In this evocative and thrilling epic novel, fifteen-year-old Yoshi Kobayashi, child of Japan's New Empire, daughter of an ardent expansionist and a mother with a haunting past, is on her way home on a March night when American bombers shower her city with napalm--an attack that leaves one hundred thousand dead within hours and half the city in ashen ruins. In the days that follow, Yoshi's old life will blur beyond recognition, leading her to a new world marked by destruction and shaped by those considered the enemy: Cam, a downed bomber pilot taken prisoner by the Imperial Japanese Army; Anton, a gifted architect who helped modernize Tokyo's prewar skyline but is now charged with destroying it; and Billy, an Occupation soldier who arrives in the blackened city with a dark secret of his own. Directly or indirectly, each will shape Yoshi's journey as she seeks safety, love, and redemption.

Rarely do I read book blurbs, but, as I was putting my review together, I happened to glance at this one. Ignore it. While the information is kind of right, it’s also highly misleading. Yoshi is sort of the main character, in so much as there is one, but she goes from age 6 to 32 throughout the course of the novel. The scope is much larger than the blurb suggests, and the tone rather darker. The Gods of Heavenly Punishment spans almost thirty years and draws together a large cast to show a range of rarely-covered war experiences in a moving and thoughtful way.

The Gods of Heavenly Punishment opens in 1935 with the romance between Cameron Richards, a handsome but painfully shy young man recovering from a stutter, and Lacy, a daring, determined young woman. Their second date is sweet and full of promise, much like the world before WWII. So much hope and so many loves were destroyed by the war. The tone then shifts, with another story in 1935 that introduces Billy and Yoshi as children, to something a bit darker, a splash of fire in Tokyo to signal the future to come.

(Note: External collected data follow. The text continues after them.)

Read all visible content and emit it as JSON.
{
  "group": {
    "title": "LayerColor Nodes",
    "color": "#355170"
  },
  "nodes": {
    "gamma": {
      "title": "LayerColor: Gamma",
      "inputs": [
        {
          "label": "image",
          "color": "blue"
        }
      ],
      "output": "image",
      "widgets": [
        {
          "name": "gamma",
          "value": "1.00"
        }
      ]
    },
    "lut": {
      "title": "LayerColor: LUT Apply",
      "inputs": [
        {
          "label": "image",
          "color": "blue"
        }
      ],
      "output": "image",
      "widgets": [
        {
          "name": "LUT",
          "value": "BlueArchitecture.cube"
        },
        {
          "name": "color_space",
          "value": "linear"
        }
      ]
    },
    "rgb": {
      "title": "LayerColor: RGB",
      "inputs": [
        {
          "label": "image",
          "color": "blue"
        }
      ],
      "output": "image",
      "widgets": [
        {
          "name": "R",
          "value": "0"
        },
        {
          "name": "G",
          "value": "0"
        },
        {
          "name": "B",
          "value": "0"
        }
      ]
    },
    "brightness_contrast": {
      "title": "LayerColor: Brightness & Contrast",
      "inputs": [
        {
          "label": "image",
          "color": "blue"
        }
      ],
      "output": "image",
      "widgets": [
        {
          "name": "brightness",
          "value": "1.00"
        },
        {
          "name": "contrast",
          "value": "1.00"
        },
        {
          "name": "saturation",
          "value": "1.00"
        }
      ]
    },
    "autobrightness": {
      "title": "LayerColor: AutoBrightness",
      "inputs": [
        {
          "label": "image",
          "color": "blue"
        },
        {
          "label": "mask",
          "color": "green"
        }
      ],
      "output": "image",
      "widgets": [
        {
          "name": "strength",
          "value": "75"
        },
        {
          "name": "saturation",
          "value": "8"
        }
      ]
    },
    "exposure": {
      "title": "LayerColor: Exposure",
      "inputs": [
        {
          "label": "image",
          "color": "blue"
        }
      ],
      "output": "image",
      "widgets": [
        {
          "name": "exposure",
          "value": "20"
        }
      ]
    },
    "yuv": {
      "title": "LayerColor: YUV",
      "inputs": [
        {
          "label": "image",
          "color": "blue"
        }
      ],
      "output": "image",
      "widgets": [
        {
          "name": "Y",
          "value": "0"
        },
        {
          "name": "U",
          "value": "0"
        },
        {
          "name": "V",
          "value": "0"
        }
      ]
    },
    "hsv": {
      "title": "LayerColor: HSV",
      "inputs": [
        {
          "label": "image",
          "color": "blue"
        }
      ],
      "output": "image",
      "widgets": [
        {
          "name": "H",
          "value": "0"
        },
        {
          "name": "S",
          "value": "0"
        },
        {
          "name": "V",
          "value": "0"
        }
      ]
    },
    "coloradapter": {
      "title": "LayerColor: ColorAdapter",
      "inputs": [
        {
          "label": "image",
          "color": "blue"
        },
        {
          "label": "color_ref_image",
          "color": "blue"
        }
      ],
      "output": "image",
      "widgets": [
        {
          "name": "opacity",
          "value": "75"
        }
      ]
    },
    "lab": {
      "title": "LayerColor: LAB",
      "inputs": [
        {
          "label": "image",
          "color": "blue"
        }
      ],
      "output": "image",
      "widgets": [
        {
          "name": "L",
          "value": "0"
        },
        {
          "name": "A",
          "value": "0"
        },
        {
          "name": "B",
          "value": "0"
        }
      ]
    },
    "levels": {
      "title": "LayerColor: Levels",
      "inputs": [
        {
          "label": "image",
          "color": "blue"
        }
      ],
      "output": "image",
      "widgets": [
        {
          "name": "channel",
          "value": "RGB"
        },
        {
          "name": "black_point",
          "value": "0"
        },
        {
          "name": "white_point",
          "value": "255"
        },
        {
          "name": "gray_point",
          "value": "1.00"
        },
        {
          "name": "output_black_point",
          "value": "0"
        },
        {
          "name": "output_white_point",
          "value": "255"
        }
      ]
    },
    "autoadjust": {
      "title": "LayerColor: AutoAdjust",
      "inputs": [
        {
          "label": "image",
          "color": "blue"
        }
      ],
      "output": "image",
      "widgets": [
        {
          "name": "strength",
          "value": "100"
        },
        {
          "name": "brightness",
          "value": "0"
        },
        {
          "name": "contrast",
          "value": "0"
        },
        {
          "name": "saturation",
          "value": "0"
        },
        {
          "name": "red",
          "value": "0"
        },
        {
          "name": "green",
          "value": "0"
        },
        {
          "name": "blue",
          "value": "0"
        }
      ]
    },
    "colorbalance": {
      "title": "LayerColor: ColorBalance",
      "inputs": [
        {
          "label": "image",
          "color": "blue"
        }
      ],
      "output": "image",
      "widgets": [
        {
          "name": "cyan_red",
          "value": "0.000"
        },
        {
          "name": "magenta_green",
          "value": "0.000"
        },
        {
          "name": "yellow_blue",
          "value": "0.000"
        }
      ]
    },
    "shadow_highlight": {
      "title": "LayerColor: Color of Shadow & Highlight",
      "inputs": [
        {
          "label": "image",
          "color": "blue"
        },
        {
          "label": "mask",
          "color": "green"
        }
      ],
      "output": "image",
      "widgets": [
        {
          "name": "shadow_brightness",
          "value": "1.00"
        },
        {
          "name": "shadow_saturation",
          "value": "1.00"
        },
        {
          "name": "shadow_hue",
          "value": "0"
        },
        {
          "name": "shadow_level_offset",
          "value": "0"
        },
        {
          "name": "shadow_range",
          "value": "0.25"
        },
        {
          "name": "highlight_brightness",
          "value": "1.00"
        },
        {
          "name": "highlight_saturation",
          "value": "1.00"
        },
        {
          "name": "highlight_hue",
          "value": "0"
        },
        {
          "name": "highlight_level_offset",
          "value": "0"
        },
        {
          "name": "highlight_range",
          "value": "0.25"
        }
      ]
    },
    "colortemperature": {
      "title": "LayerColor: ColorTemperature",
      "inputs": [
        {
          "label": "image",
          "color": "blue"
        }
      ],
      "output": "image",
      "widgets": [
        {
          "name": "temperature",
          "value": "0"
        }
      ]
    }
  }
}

While I’ve read quite a bit of WWII fiction, I’ve not read anything quite like The Gods of Heavenly Punishment. There tends to be a heavily Western focus; I’ve read any number of WWII novels set in Britain or France. Epstein’s novel takes place in America, Japan, and Manchuria. She touches on bits of WWII history which are rarely mentioned. Even in the American parts, she raises the issue of internment, subtly and quietly, and covers the building of cities for the purpose of seeing how effective bombing a German or Japanese town might be.

For the most part, Epstein deals largely with the daily life of war, rather than the shocking horrors. She shows survival, the day-to-day, the way that life continues. Still, a couple of times, she gets into the gruesome facts of the war, and she does that deftly and intensely. The Gods of Heavenly Punishment manages to capture a larger view of the war and a small microcosm all at once.

World War II is obviously a large part of what The Gods of Heavenly Punishment is about, but there’s also a huge focus on family. Interpersonal relationships have as large of an affect on the characters as the war does. Both Billy and Yoshi have issues and guilt stemming from their parents treatment of them as children, memories that will haunt them just as the horrors of war do. I love that Epstein managed to show both the larger horrors of war and the way that, on an individual level, the war isn’t all-consuming or the sole avenue of pain.

I highly recommend The Gods of Heavenly Punishment to anyone who enjoys WWII fiction. There’s bound to be something new in here for even the most well-read on the topic.

Favorite Quote:

“I was as upset by Pearl Harbor as anyone else. It was cowardly, atrocious. Indefensible. But—and this may seem petty, or naïve or whatever—but I just can’t get around the idea that in order to win the war we have to kill people who had nothing to do with starting it.”

Tl;dr – Review in a GIFfy:

This book, it hurts.

This book, it hurts.

9 responses to “Review: The Gods of Heavenly Punishment”

  1. techeditor says:

    I won this book, too. But it was recently, so I haven’t received it yet. I agree with you about avoiding synopses on book flaps. I usually don’t read book reviews anywhere other than the first and last paragraphs because they always say too much. I want to discover the book myself. But I do want to know if reviews are good or bad.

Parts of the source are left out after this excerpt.